Lightning Bug's Butt, my favorite blogger but don't bust feelings, recently tagged me with a meme. Normally, it would take me weeks to get around to fulfilling this. And by weeks, I mean "probably never" since it's rare that I actually do these things. It's not that I'm too good for them, it's that come on... does anyone really give a shit what the twenty-eighth sentence of page 135 of the nearest book to me is ("Cecily hid her frown as Art mounted her") or the last 4 people I've spoken to on the phone (Audrey, Janelle, Pete, Tony)??
Anyway, here are 6 weird things about me. I had to stretch to find these, because we live in a modern day Sodom and Gomorrah and the curve for what passes for "weird" these days is pretty high. I could put this:
Today, I kicked a stale chicken nugget across the parking lot, threw my hands up in the air then yelled "And Riss wins the World Cup for Team USA!!!" (Number 5 on LBB's list could have been written by me.)
But that's probably not what the meme is looking for.
"6 Jacked-Up Things About Riss"
1. I CANNOT function properly if my hands have been washed and dried, but not lotioned. We're not talking a dab here. We're talking a big glop of thick cream, enough to moisturize my hands fully, and that of a small mid-Western city. If people try to talk to me during the time I am hunting for the lotion bottle, I snap "WAIT." Even if they're lying on the floor, gasping for air and the epinephrine is out of their reach. I cannot have dry skin.
2. Though I've been on a plane over 200 times or so, I now have a fear of flying. It began in March of 2000, when my friend Jeselle and I flew to L.A. so she could appear on Judge Joe Brown (her ex sued her and she scored free plane tickets for both of us to visit my family and friends). The turbulence on that red-eye flight was insane. I thought we were going to die. After that, every time I got on a plane I would have a few drinks beforehand. When I went to the Philippines in October of 2000, I was wasted out of my mind when I got off the plane for the layover in Tokyo. Of course, that was more due to the whole free drinks thing than fear of flying but oh well. I told the steward to just assume that every time he brought me a couple of those little Jack Daniels bottles, that I was requesting two more. It took me ten seconds of staring at a sign to realize that the reason I couldn't read it is because it was written in Japanese.
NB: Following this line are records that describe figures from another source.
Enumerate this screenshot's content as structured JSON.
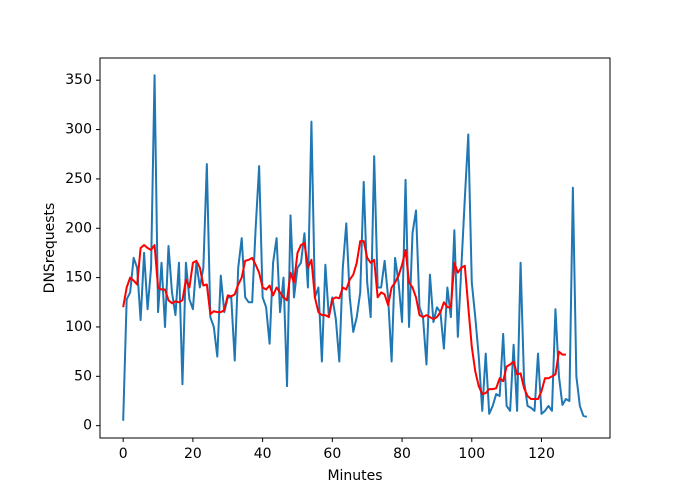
{
  "chart_data": {
    "type": "line",
    "x_label": "Minutes",
    "y_label": "DNSrequests",
    "x": [
      0,
      1,
      2,
      3,
      4,
      5,
      6,
      7,
      8,
      9,
      10,
      11,
      12,
      13,
      14,
      15,
      16,
      17,
      18,
      19,
      20,
      21,
      22,
      23,
      24,
      25,
      26,
      27,
      28,
      29,
      30,
      31,
      32,
      33,
      34,
      35,
      36,
      37,
      38,
      39,
      40,
      41,
      42,
      43,
      44,
      45,
      46,
      47,
      48,
      49,
      50,
      51,
      52,
      53,
      54,
      55,
      56,
      57,
      58,
      59,
      60,
      61,
      62,
      63,
      64,
      65,
      66,
      67,
      68,
      69,
      70,
      71,
      72,
      73,
      74,
      75,
      76,
      77,
      78,
      79,
      80,
      81,
      82,
      83,
      84,
      85,
      86,
      87,
      88,
      89,
      90,
      91,
      92,
      93,
      94,
      95,
      96,
      97,
      98,
      99,
      100,
      101,
      102,
      103,
      104,
      105,
      106,
      107,
      108,
      109,
      110,
      111,
      112,
      113,
      114,
      115,
      116,
      117,
      118,
      119,
      120,
      121,
      122,
      123,
      124,
      125,
      126,
      127,
      128,
      129,
      130,
      131,
      132,
      133
    ],
    "series": [
      {
        "color": "#1f77b4",
        "values": [
          5,
          128,
          135,
          170,
          160,
          107,
          175,
          118,
          160,
          355,
          115,
          165,
          100,
          182,
          135,
          112,
          165,
          42,
          165,
          128,
          118,
          165,
          140,
          160,
          265,
          110,
          100,
          70,
          152,
          115,
          130,
          130,
          66,
          160,
          190,
          130,
          125,
          125,
          200,
          263,
          130,
          120,
          83,
          165,
          190,
          115,
          150,
          40,
          213,
          130,
          160,
          165,
          195,
          140,
          308,
          130,
          140,
          65,
          163,
          110,
          130,
          108,
          65,
          160,
          205,
          130,
          95,
          110,
          135,
          247,
          145,
          110,
          273,
          140,
          140,
          167,
          130,
          65,
          170,
          145,
          105,
          249,
          100,
          195,
          218,
          120,
          110,
          62,
          153,
          105,
          120,
          115,
          78,
          140,
          110,
          198,
          90,
          160,
          230,
          295,
          145,
          110,
          70,
          15,
          73,
          12,
          20,
          32,
          30,
          93,
          20,
          15,
          82,
          15,
          165,
          45,
          20,
          18,
          15,
          73,
          12,
          15,
          20,
          15,
          118,
          50,
          21,
          27,
          25,
          241,
          50,
          20,
          10,
          9
        ]
      },
      {
        "color": "#ff0000",
        "values": [
          120,
          140,
          150,
          147,
          143,
          180,
          183,
          180,
          178,
          183,
          140,
          138,
          138,
          127,
          124,
          126,
          125,
          127,
          148,
          140,
          165,
          167,
          160,
          142,
          143,
          113,
          116,
          115,
          115,
          117,
          132,
          131,
          133,
          143,
          150,
          167,
          168,
          170,
          163,
          155,
          140,
          138,
          142,
          132,
          140,
          135,
          130,
          127,
          155,
          145,
          175,
          183,
          185,
          160,
          168,
          130,
          115,
          112,
          112,
          110,
          128,
          130,
          129,
          140,
          138,
          148,
          153,
          165,
          187,
          187,
          170,
          165,
          168,
          130,
          135,
          133,
          122,
          140,
          145,
          152,
          163,
          178,
          145,
          140,
          130,
          112,
          110,
          112,
          110,
          108,
          110,
          115,
          125,
          120,
          120,
          165,
          155,
          160,
          162,
          120,
          80,
          55,
          40,
          32,
          33,
          37,
          37,
          38,
          48,
          45,
          60,
          62,
          65,
          52,
          53,
          38,
          30,
          27,
          27,
          27,
          35,
          48,
          48,
          50,
          52,
          75,
          72,
          72,
          null,
          null,
          null,
          null,
          null,
          null
        ]
      }
    ],
    "xlim": [
      -6.65,
      139.65
    ],
    "xticks": [
      0,
      20,
      40,
      60,
      80,
      100,
      120
    ],
    "ylim": [
      -12.5,
      372.5
    ],
    "yticks": [
      0,
      50,
      100,
      150,
      200,
      250,
      300,
      350
    ]
  }
}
Then, on the morning of September 11th, Geo and I arrived back in New Jersey from a visit to my parents in L.A. A few hours later, we watched some planes crash into the World Trade Center when he dropped me off at my office building, which was across the river from the WTC . All I can remember is thinking "That's not a Cessna. Where is that jet landing, there's no airport in Manhattan." I went home and vomited pretty violently. I haven't been on a plane since, even though eventually it will be unavoidable. I'll have to bring an extra person along though, to watch my kids because FUCK THAT, if my ass is getting on a plane then my ass is doing it with some Absolut Benadryl.
3. I am a smart person who sometimes makes really, really idiotic, spur-of-the-moment decisions. Like the time I decided to run into traffic, on Madison Avenue, to save a baby sparrow that fell out of a tree. The other 30 or so people who were standing around pointing at it and freaking out that it was about to get run over were smart enough to stay put. My boyfriend at the time, was smart enough to stay put. He was even smart enough to grab my arm when he realized what I was going to do, to no avail. I'm a fucking hurricane when I decide I want to do something. Just run for cover and hope the damage isn't too bad.
4. Though I quit smoking over 8 months ago, I still fiend constantly. CONSTANTLY. Sometimes, I walk by people who are smoking and feel like jacking them for their cigarette. I had no idea I was this weak. It's been 8 months for God's sake. And those TRUTH smoking commercials make it worse. Every time I see one I want to ghetto MacGuyver a stoge using a gum wrapper and some leaves, then smoke it.
5. Text messaging makes my skin crawl sometimes. "Wht u doin rt nw" makes me want to cut my wrists, lengthwise. Unfortunately I've been dragged kicking and screaming into the text messaging world by various friends. Whereas I'm not as bothered by other peoples' grammar mistakes as I am by my own, it still makes me shudder a bit to be attacked with "your" where "you're" should be and "their" where "there" should be and "could of" where "could've" should be via text message. And it takes me triple the average time to create a text message since I refuse to abbreviate, take grammar shortcuts or spell things incorrectly. A couple of my friends text me perfect sentences and for that they have my undying gratitude.
6. Allegedly, I've seen ghosts twice in my life, and hope to never again. But that's a post for a different day. (I say "allegedly" because I only remember one since it happened four years ago.)
People I am tagging: Ray, Girlie, Smarty, Nicole, Elaine, MadameRouge. Naturally, I've ignored so many tags from people that it won't bother me if they read this and go "Fuck that."
Also, feel free to chime in with some of the weird shit about you guys. I know some of you are psychos, otherwise why would you read this blog.